Старик оперся рукой об стол, под которым притаился Лям. Постепенно кашель стал слабей, теперь слышалось только тяжелое хрипение. От стола, однако, старик не отходил. Как ни старался Лям усидеть на корточках среди горшков, ему все же приходилось хоть чуть переступать, чтобы удержаться на затекших ногах. Как ни прикидывай, ясно, что пробраться к выходу ему невозможно. Легче, пожалуй, скользнуть в комнату, тем более что Майка оставила дверь открытой, а старик стоит к двери спиной.
Лям ждал, опершись на два больших кувшина. Старик затих. Ему бы уж пора вернуться к себе в постель, а он все стоит и глотает воздух, идущий из открытого окна. Вот теперь бы удрать! Старик не догонит и не узнает его. Однако он сразу поймет, в чем дело, и даст Майке хорошую трепку.
Как же быть? Одно движение — и старик нагнется и посмотрит под стол. Он непременно нагнется!
Становится все светлей и светлей. Ребята там, в хибарке, наверное, уже проснулись. Увидят пустую постель… Все узнают…
Старик повернулся и побрел в комнату.
Потом Майка по вечерам часто загоняла куда-нибудь подальше одну из своих знаменитых коз, и дети Фурера в окошечко слышали, как Майка звала ее: «Козы-козы!.. Ребята, вам не попадалась моя Любка?» А дети объясняли Ляму, что это Майка ищет его.
Рабочий люд, среди которого жил Лям, не мог успокоиться после бакинских событий. Стачки начались в Москве, в Петербурге. Революционные события нарастали с каждым днем по всей России. Теперь открыто говорили о забастовках, а запрещенные брошюры свободно переходили из рук в руки. Яснопольского уволили, число рабочих кружков все росло. И вдруг грянуло неожиданное: объявлена война!
По всей Торговой улице были расклеены объявления с двуглавым орлом, и многие магазины закрылись. На улицах толпилась уйма народу, как в праздники.
Понаехавшие отовсюду мужики запрудили город. Монопольку как будто закрыли, и все же на улицах валялись пьяные. Поминутно раздавалась дикая брань, то и дело возникали драки, казалось, вот-вот вспыхнет бунт.
Несколько дней Лям ходил как очумелый.
Однажды, когда он пришел домой, перепуганные дети Фурера рассказали ему, что за ним уже дважды приходил стражник, чтобы вести его к уряднику. В правлении выяснилось, что у Ляма нет никаких документов и неизвестно, сколько ему лет. Придется отправить его на родину по этапу. Таких бродяг, как он, посылают на войну.
Выйдя от урядника, Лям тотчас отправился к извозчику и договорился с ним о поездке на станцию.
Майке он на прощанье сказал: «У меня все равно никого на свете нет, вот я и пойду на войну». Она расплакалась, а ему стало жалко себя. Ведь каждого, кто уходит на войну, сопровождают близкие — отец, мать, дядьки, тетки, которые горюют, проявляют заботу; вокруг каждого новобранца вьются тучи родственников, точно они не на фронт отправляют его, а ведут к венцу. А Лям — один как перст.
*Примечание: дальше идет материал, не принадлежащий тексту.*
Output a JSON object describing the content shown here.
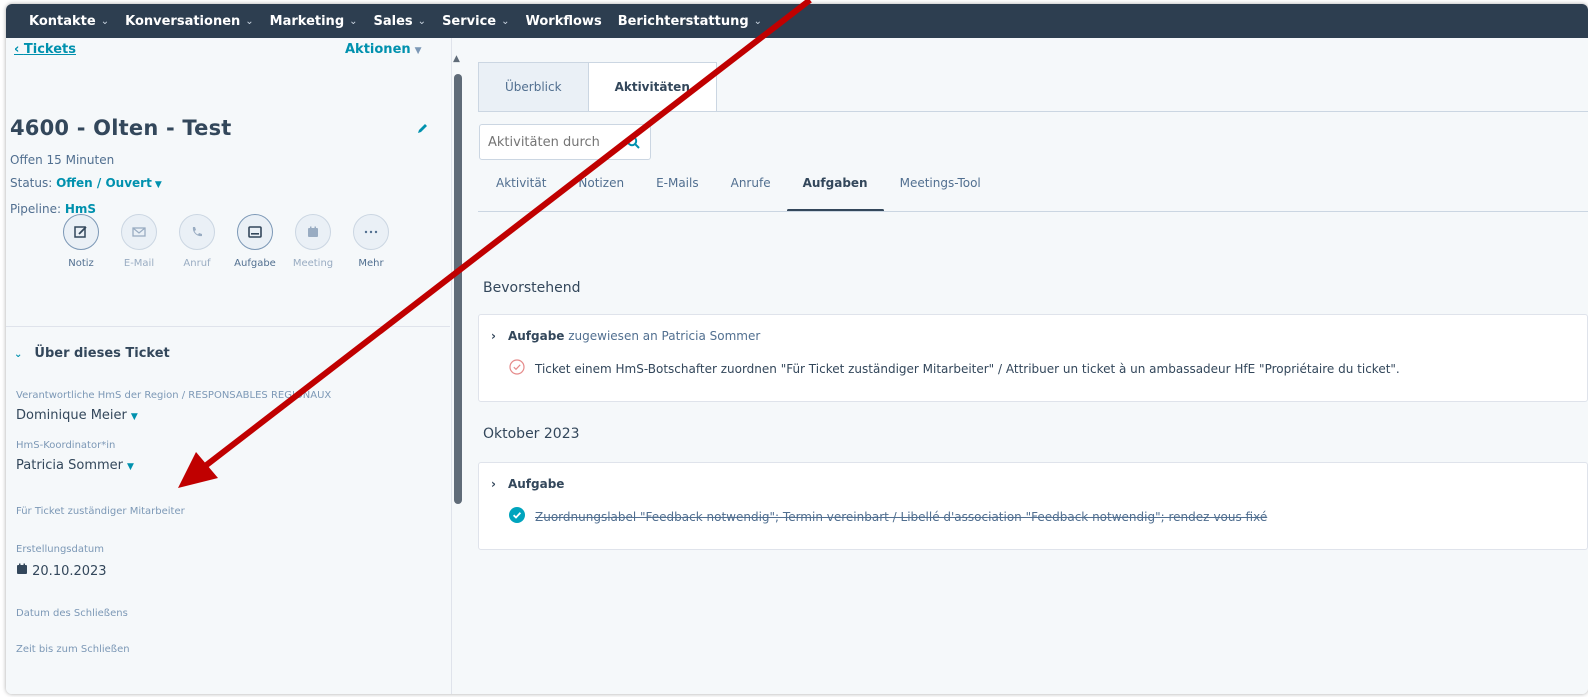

Огромная телега, на которой среди прочих сидел Лям, уже тронулась в путь, когда появился Шайка, сын Фурера. Он хотел что-то сообщить Ляму, но тот сидел в глубине телеги, стиснутый пассажирами, и Шайка не мог до него добраться. Жалко было смотреть, как мальчик прыгал вокруг телеги, кидаясь то вправо, то влево. Он хотел, видно, передать Ляму что-то очень важное.
Пассажиры не разрешали извозчику останавливаться. А когда Лям насилу уговорил его и телега остановилась, все пассажиры вдруг стали проявлять живейший интерес к Шайкиному секрету. Пришлось Ляму выбраться из телеги и отойти с мальчиком в сторону.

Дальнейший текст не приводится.